Managing in a time of great change, by Peter F. Drucker

Drucker is generally considered to be the foremost expert on the art and science of management, and he was heavily cited as the primary influence on the authors of What Management Is, which I liked, so I figured it was time to see what he had to say. This was a collection of essays published in 1995.

In general, I really like what he has to say. He’s got a lot of insight into how to manage people effectively. In other words, he describes a style of manager that I would like to work under :). I was less impressed by his observations on the economy and society, which seemed somewhat misguided to me.
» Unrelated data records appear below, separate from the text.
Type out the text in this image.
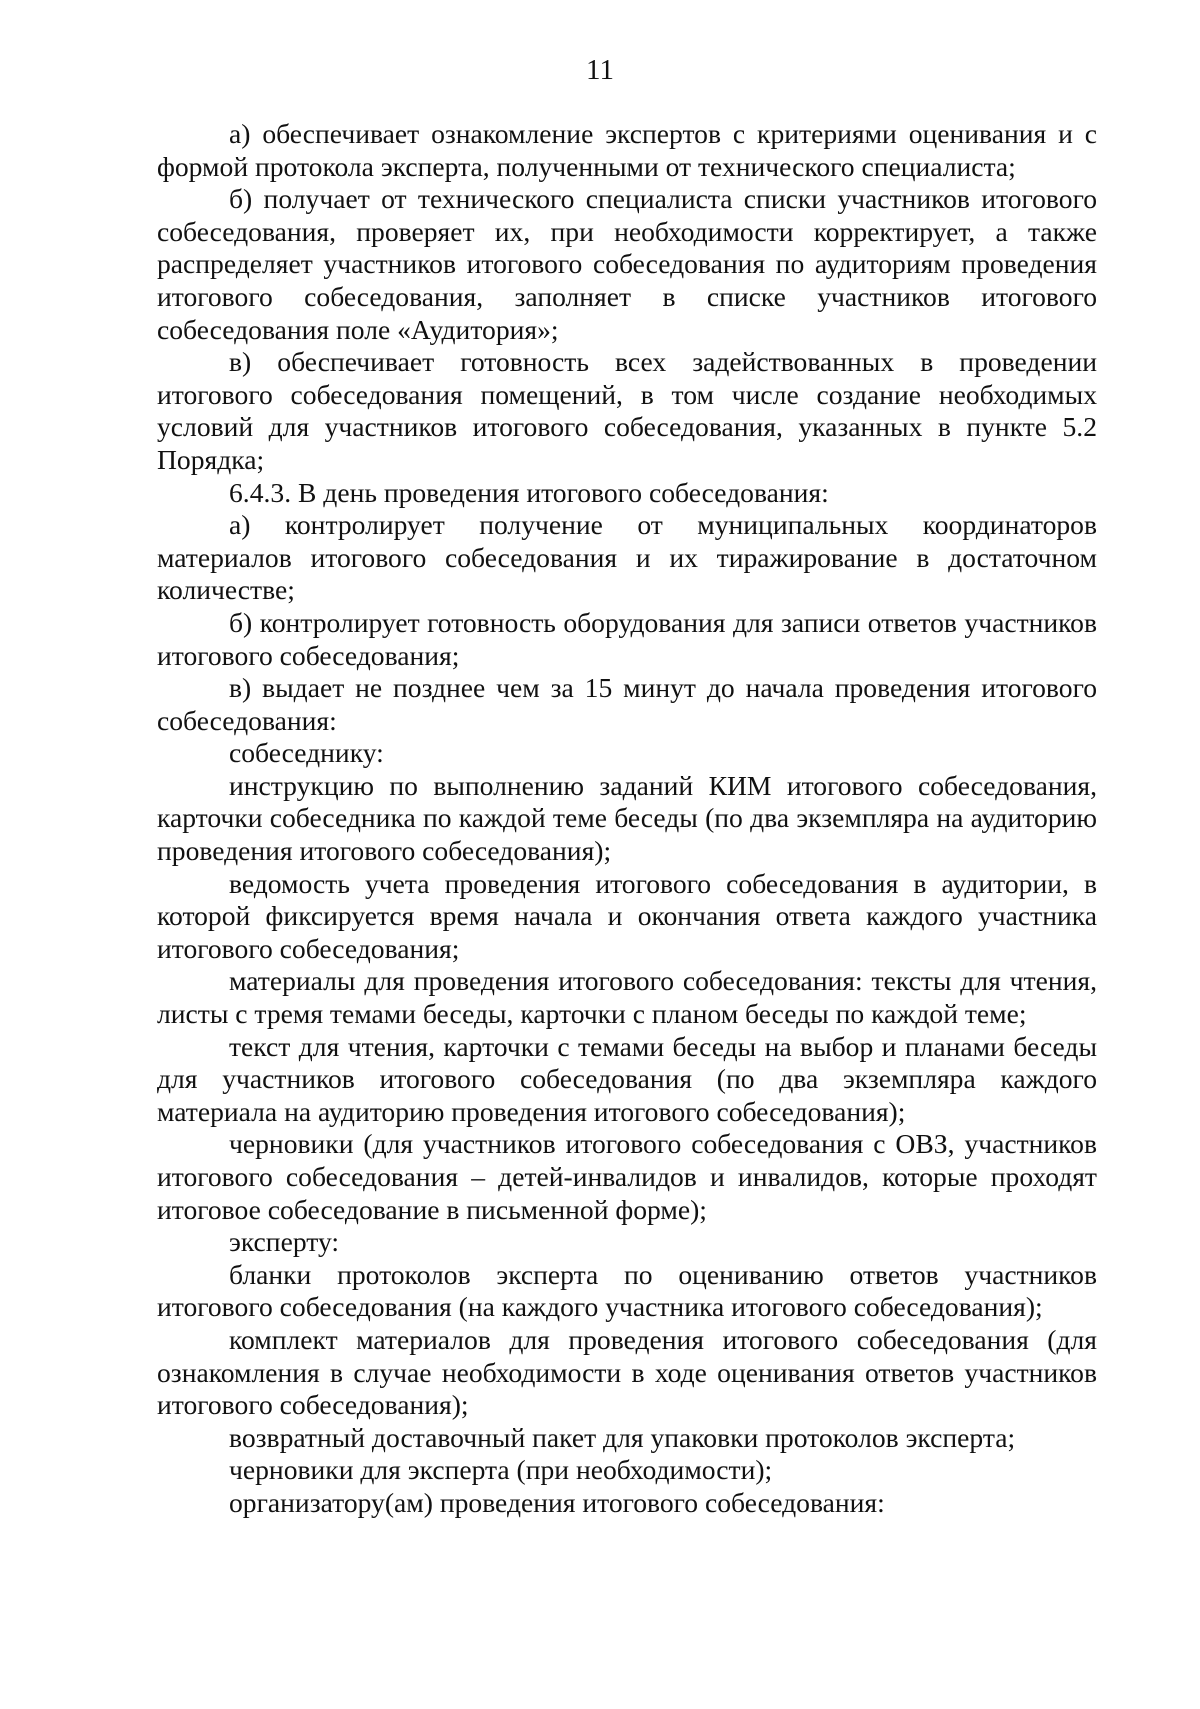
11

а) обеспечивает ознакомление экспертов с критериями оценивания и с формой протокола эксперта, полученными от технического специалиста;

б) получает от технического специалиста списки участников итогового собеседования, проверяет их, при необходимости корректирует, а также распределяет участников итогового собеседования по аудиториям проведения итогового собеседования, заполняет в списке участников итогового собеседования поле «Аудитория»;

в) обеспечивает готовность всех задействованных в проведении итогового собеседования помещений, в том числе создание необходимых условий для участников итогового собеседования, указанных в пункте 5.2 Порядка;

6.4.3. В день проведения итогового собеседования:

а) контролирует получение от муниципальных координаторов материалов итогового собеседования и их тиражирование в достаточном количестве;

б) контролирует готовность оборудования для записи ответов участников итогового собеседования;

в) выдает не позднее чем за 15 минут до начала проведения итогового собеседования:

собеседнику:

инструкцию по выполнению заданий КИМ итогового собеседования, карточки собеседника по каждой теме беседы (по два экземпляра на аудиторию проведения итогового собеседования);

ведомость учета проведения итогового собеседования в аудитории, в которой фиксируется время начала и окончания ответа каждого участника итогового собеседования;

материалы для проведения итогового собеседования: тексты для чтения, листы с тремя темами беседы, карточки с планом беседы по каждой теме;

текст для чтения, карточки с темами беседы на выбор и планами беседы для участников итогового собеседования (по два экземпляра каждого материала на аудиторию проведения итогового собеседования);

черновики (для участников итогового собеседования с ОВЗ, участников итогового собеседования – детей-инвалидов и инвалидов, которые проходят итоговое собеседование в письменной форме);

эксперту:

бланки протоколов эксперта по оцениванию ответов участников итогового собеседования (на каждого участника итогового собеседования);

комплект материалов для проведения итогового собеседования (для ознакомления в случае необходимости в ходе оценивания ответов участников итогового собеседования);

возвратный доставочный пакет для упаковки протоколов эксперта;

черновики для эксперта (при необходимости);

организатору(ам) проведения итогового собеседования:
Things I liked in his management section:

  • The Five Deadly Business Sins, including feeding problems and starving opportunities.
  • Six Rules for Presidents, where he presumes to give the President of the United States advice such as “Concentrate, don’t splinter yourself.”
  • Managing in the Network Society, where he makes the point that since more and more work is getting outsourced, the boss-subordinate command relationship is beind outmoded. Therefore, “…one cannot command. One can only gain trust. Specifically that means that one must not start out with the question, “What do we want to do?” The right question is “What do they want to do? What are their objectives? Their values? Their ways of doing things?”
  • The New Society of Organizations, where he speculates that the rising preeminence of knowledge will impose a new social structure. In particular, “For managers, the dynamics of knowledge impose one clear imperative: every organization has to build the management of change into its very structure… Indeed, organizations increasingly will have to plan abandonment rather than try to prolong the life of a successful product…” As far as “knowledge workers” go, “One consequence of this new relationship…is that loyalty can no longer be obtained by the paycheck. The organization must earn loyalty by proving to its knowledge employees that it offers them exceptional opportunities for putting their knowledge to work.” Even in this down economy, this resonates with my own experience.
  • On teams: “Because the modern organization consists of knowledge specialists, it has to be an organization of equals, of colleagues and associates. No knowledge ranks higher than another; each is judged by its contribution to the common tasks rather than by any inherent superiority or inferiority. Therefore, the modern organization cannot be an organization of boss and subordinate. It must be organized as a team.” All the best teams I have worked with have this sort of collegial feeling to them. Each person is acknowledged for their expertise in their area, and the whole is greater than the sum of the parts. The worst bosses I have had are the ones that try to micro-manage me and tell me what I should be doing rather than trusting my expertise. It’s a tricky relationship to negotiate, because the boss then has to accept responsibility while giving up control to their employee.
  • More on teams: He emphasizes there are different kinds of teams, such as the baseball team, where players have fixed positions they never leave so it’s focused more on the individual, the football team, where players have fixed positions, but they play as a team with several things going on at once, or the tennis doubles or jazz combo team, where players have a primary position, but can freelance from there as needed for the team. His point is that emphasizing teamwork isn’t enough – a manager must decide what kind of team he or she wants and develop it. “Teams, in other words, are tools. As such, each team design has its own uses, its own characteristics, its own requirements, its own limitations. Teamwork is neither “good” nor “desirable” – it is a fact. Wherever people work together or play together they do so as a team. Which team to use for what purpose is a crucial, difficult, and risky decision that is even harder to unmake. Managements have yet to learn how to make it.”
  • Be Data Literate; Know what to know – “A database, no matter how copious, is not information. It is information’s ore. For raw material to become information, it must be organized for a task, directed toward specific performance, applied to a decision.” Oh, how I wish more people understood this. One of my greatest frustrations is with people who think that data is inherently good, so more data is inherently better. So they take more and more data without thinking about why they’re taking that data, and what questions they’re trying to answer, so they end up with a pile of data but no new knowledge.